No issue has been the bane of my work this week than "aerosol-generating procedures" or AGPs, and as I tried to dive into the science behind these recs, I came away even more confused.  A few quick learnings and thoughts on this issue:
  • The term "aerosol" means a very different thing to a true aerosol scientist (whom I imagine I will offend with much of my own ignorance here) and most lay medical people:  To the former, an aerosol is a smaller particle (smaller than a droplet), the smallest of which require a higher level of filtration to protect HCP (as in a respirator).  To the latter, any visible drop of fluid, liquid, spit, etc. is an "aerosol" ("I can see it flying through the air!!"), and as such their perception is that the official lists (more on those in a bit) of AGPs are lacking.  
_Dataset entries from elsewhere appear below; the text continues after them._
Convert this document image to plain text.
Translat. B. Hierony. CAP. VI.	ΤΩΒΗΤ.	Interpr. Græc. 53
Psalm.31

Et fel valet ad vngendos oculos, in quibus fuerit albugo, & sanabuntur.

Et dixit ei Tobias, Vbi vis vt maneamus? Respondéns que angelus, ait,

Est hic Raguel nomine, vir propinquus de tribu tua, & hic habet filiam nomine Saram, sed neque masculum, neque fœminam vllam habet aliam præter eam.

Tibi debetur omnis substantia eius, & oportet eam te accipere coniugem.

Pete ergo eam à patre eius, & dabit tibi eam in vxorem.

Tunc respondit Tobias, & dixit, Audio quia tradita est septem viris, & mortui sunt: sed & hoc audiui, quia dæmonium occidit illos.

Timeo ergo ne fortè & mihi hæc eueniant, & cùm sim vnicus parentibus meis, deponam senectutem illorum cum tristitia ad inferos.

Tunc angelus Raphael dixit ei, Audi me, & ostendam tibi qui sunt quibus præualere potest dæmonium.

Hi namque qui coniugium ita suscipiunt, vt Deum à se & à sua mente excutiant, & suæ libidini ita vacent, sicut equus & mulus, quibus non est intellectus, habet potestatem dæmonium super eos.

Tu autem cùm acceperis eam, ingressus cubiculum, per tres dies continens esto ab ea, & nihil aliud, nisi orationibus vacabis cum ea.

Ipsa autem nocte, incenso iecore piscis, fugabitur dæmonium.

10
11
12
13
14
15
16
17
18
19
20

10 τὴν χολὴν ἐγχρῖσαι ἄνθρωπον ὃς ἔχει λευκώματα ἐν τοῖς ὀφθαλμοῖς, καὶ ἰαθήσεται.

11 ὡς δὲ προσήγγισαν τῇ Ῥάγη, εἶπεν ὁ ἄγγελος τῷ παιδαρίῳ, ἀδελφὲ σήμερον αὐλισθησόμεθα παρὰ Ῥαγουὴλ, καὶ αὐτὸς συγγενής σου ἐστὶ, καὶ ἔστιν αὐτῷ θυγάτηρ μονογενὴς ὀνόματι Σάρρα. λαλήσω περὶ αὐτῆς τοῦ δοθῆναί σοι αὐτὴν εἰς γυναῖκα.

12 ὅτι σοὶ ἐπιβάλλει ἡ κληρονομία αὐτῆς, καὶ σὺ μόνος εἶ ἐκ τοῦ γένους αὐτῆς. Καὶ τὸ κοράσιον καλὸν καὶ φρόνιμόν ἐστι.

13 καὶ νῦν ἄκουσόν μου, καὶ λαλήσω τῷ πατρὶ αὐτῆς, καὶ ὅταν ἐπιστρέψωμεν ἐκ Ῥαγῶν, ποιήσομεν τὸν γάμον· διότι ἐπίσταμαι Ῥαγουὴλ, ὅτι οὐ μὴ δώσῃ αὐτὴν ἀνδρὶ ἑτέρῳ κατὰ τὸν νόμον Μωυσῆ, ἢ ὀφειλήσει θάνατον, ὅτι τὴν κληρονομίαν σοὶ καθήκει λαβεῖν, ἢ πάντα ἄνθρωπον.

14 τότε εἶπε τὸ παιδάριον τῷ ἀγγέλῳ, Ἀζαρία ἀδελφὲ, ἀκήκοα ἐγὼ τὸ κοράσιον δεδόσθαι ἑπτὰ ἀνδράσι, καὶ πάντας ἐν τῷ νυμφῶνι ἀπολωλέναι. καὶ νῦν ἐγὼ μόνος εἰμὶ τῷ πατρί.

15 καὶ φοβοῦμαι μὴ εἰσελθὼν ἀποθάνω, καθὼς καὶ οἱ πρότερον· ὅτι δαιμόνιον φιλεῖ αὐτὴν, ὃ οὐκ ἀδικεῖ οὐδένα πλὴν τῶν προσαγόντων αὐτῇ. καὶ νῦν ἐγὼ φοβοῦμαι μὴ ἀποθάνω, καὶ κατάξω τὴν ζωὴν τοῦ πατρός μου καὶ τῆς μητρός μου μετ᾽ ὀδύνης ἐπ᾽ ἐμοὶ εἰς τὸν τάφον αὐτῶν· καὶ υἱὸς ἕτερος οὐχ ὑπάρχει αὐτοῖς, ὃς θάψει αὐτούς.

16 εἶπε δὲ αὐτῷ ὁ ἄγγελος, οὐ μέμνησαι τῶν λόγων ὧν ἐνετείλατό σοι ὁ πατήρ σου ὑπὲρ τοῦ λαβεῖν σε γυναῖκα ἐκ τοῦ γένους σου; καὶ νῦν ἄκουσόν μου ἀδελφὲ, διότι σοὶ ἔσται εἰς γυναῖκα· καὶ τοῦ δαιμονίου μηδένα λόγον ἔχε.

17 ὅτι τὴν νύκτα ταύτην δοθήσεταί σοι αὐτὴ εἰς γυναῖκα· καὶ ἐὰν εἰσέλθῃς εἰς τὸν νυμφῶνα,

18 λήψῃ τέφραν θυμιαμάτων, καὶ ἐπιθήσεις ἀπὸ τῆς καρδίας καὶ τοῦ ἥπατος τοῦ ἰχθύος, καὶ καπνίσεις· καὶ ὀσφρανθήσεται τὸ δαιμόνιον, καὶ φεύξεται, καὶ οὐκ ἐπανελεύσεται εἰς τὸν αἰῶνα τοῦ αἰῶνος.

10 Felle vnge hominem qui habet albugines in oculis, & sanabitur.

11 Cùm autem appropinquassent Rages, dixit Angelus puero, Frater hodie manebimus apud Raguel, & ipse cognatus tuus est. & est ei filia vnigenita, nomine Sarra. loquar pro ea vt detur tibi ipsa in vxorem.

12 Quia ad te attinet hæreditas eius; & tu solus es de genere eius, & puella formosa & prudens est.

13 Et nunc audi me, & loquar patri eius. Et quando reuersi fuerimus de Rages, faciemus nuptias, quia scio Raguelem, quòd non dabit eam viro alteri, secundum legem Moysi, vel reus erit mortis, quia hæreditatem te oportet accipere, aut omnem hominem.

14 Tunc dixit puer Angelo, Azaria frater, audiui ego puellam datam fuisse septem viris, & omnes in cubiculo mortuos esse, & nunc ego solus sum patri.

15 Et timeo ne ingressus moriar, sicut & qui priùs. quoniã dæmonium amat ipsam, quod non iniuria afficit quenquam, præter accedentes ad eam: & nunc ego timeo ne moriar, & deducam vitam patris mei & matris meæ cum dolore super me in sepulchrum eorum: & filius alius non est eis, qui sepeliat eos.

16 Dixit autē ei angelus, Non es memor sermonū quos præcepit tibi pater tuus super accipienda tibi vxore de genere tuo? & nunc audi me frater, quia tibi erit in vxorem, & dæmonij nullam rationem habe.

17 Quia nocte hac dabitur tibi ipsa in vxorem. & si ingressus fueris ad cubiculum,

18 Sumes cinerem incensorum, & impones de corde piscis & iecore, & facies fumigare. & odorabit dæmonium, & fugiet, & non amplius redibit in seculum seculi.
  • The various lists of what might be an AGP vary by organization and even changes within a single organization's guidance.  Some include nebulized medications. Some, like WHO, had nebs on one version of the list in 2007 but removed them in 2009. A brief summary below:
  • The actual science on what is an AGP and, more importantly, whether they confer a higher risk of transmission of infectious agents is a) very difficult to illustrate (often relying on retrospective recall of patient care activities in infected and non-infected HCP), b) involves some logistically challenging studies (ask Dr. Babcock), and c) has many confounding factors (individual patient issues, use of PPE, etc.).  I refer you to a few excellent papers on the topic HERE and HERE (shout out to our favorite blogger!).  Also see this nice summary in the lay press HERE
I imagine, if we all shared our lists of AGPs, there'd be wide disagreement (which is why I didn't tell you mine). Some will have nebulized medications (which always throws the peds clinics into a frenzy). Some don't.  CPAP/Bipap?  Maybe, but the few studies that have examined this often just say "non-invasive ventilation," and 1 study in SARS had a single patient infect 22 HCPs as a driver of that risk.  Is nighttime Bipap setting on the vent the same as rescue Bipap in impending respiratory failure (where there may be more suctioning and bagging of the airway?).  Open suctioning of the airway?  Just try to find any further description of that generic and broad term in any of the guidelines or evidence base. Is a brief (few seconds), pharyngeal suction an AGP? Is it really similar in risk to a deep, persistent need to suction copious lower airway secretions? Clearly no, but they're all "open suction of the airways." I think what we're seeing is that a simple term or list of procedures that is provided in guidance without strong evidence or out of an abundance of caution can have major logistic and psychological impact when trying to implement on the front line.  Also, without more clarity (and more funded science on this topic!), we end up potentially using valuable PPE that was not warranted if no risk exists. 

I'll end by saying, sadly, this is not the first time we've dealt with this issue. For those of us who were hosp epis during the H1N1 pandemic, this exact conversation occurred, albeit with less intensity as the wave of illness didn’t flood the hospitals as much as expected. Our frontline healthcare workers are putting themselves at potential risk by caring for these patients, and they are understandably anxious and scared. Conflicted and confusing PPE recs do them no service, and guidance not rooted in science that leads to inappropriate use of PPE may lead to shortages down the road and more exposed HCP. This pandemic has already started, but perhaps we can finally learn and have more funded science to provide clarity and consistency on these issues that account for the real world nuances of delivery of healthcare. Failure to do so merely puts our HCP at greater risk for the next new pathogen.


  1. Great post, Tom. The poor people on the frontline are so confused as we have been forced to revise our recommendations repeatedly due to changing guidance and the problems caused by PPE shortages. We now include a header on each new communication: This guidance supersedes all previous guidance.